The conflict in the streets, which has persisted for nearly three years, is framed around charges that the Thai electoral and judicial systems are too easily manipulated for political end. For example, a constant theme in UDD protests is that two pro-Thaksin Prime Ministers were removed from power last year through court cases; they charge that the judiciary has focused on Thaksin partisans but neglects impropriety on the part of political leaders from other parties.
Prime Minister Abhisit has a short window of time in which to calm these turbulent waters. Hoping to transfer the conflict from the streets to the negotiating table, he began the week by requesting that the political parties propose revisions to the Thai constitution. Thailand has had a surfeit of constitutions but there is growing consensus that defects in the 2007 charter are a continuing source of friction.

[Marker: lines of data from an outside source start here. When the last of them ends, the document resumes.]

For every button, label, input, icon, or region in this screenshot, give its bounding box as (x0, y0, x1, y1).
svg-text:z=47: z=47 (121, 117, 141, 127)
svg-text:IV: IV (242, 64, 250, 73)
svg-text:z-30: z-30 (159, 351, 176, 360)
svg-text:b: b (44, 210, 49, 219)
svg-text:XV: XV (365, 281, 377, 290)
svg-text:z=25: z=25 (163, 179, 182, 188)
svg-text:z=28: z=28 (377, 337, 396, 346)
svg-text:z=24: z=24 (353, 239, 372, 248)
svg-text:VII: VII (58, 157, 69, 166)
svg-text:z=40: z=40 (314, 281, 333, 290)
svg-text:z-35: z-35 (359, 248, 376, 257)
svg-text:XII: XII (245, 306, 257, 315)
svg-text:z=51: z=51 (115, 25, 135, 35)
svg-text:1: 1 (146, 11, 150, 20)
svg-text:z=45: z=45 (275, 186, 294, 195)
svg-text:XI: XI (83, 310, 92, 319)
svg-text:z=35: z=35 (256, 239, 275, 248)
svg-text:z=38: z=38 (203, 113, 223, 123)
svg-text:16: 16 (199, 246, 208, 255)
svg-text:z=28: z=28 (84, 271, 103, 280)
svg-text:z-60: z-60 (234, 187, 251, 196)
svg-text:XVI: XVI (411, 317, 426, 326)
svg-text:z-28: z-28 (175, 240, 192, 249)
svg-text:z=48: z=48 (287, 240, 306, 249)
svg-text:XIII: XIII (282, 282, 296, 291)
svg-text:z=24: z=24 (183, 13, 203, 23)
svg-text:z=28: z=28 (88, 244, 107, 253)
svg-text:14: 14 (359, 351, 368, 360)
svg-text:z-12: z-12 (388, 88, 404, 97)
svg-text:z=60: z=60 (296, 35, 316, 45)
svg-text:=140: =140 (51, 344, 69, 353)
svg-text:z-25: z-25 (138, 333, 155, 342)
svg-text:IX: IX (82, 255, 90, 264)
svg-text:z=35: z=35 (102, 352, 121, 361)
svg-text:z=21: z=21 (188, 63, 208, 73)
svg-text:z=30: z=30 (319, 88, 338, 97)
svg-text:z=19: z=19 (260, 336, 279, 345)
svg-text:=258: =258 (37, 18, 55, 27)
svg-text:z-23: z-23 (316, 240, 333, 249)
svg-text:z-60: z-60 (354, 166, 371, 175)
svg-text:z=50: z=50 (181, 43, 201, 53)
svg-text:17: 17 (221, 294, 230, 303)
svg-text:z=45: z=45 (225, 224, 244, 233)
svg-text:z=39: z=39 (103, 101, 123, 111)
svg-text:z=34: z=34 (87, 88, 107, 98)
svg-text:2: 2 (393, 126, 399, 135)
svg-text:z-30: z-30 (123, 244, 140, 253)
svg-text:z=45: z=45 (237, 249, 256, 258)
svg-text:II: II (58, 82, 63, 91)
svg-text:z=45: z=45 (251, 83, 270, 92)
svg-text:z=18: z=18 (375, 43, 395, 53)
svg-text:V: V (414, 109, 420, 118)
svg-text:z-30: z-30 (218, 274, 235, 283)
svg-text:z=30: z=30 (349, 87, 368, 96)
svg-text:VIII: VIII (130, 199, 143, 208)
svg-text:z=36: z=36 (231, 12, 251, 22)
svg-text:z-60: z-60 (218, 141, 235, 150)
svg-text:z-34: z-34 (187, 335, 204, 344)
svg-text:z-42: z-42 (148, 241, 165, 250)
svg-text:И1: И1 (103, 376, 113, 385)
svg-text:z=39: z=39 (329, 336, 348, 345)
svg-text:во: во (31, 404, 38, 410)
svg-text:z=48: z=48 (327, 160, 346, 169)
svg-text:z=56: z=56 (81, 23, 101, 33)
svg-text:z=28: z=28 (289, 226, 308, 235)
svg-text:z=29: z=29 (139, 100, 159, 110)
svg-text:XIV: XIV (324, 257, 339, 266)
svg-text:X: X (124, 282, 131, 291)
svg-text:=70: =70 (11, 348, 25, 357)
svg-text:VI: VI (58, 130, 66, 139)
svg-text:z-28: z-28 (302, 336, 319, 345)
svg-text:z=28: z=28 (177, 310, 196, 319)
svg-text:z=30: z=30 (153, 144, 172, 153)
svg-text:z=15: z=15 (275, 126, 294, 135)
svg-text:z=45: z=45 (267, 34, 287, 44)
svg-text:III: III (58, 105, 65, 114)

Abhisit has also signaled that the government may consider two important changes. One would be revisions to – or elimination of – Article 273 of the Constitution, which enables the courts to dissolve political parties if their leaders have committed electoral abuse. The article also bans politicians found guilty of such abuse from politics for five years. Under this provision, Thaksin’s Thai Rak Thai Party and its successor, the People’s Power Party, and several of their leaders – most famously Thaksin himself – have been removed. Abhisit’s point is that the constitution should treat electoral abuse as a criminal matter, not as a basis for political retribution. Second, Abhisit has indicated that the government may consider amnesty for politicians banned under Article 273. Either action could help to undercut UDD complaints about the current political process.
The next several days will determine if progress toward political reconciliation is possible this time in Thailand. There is much at stake beyond short-term political stability, which is a major goal at this time. Thailand is chair of the Association of Southeast Asian Nations (ASEAN) until December, and the group has a number of major tasks before it. They range from crafting a collective response to the economic crisis to implementing the ASEAN Charter that was ratified last year. Beyond its regional responsibilities, the government must also address the domestic impact of the financial crisis, which has only been exacerbated with the ongoing political turbulence. The Thai political crisis is a complicated one, with deep roots and serious implications for Thailand’s future. A lasting resolution will require time and give on both sides. The search for that cannot begin unless the government is able to carve out sufficient political space for the parties to begin a dialogue.
Catharin Dalpino is a non-resident senior fellow with the Atlantic Council’s Asia Program.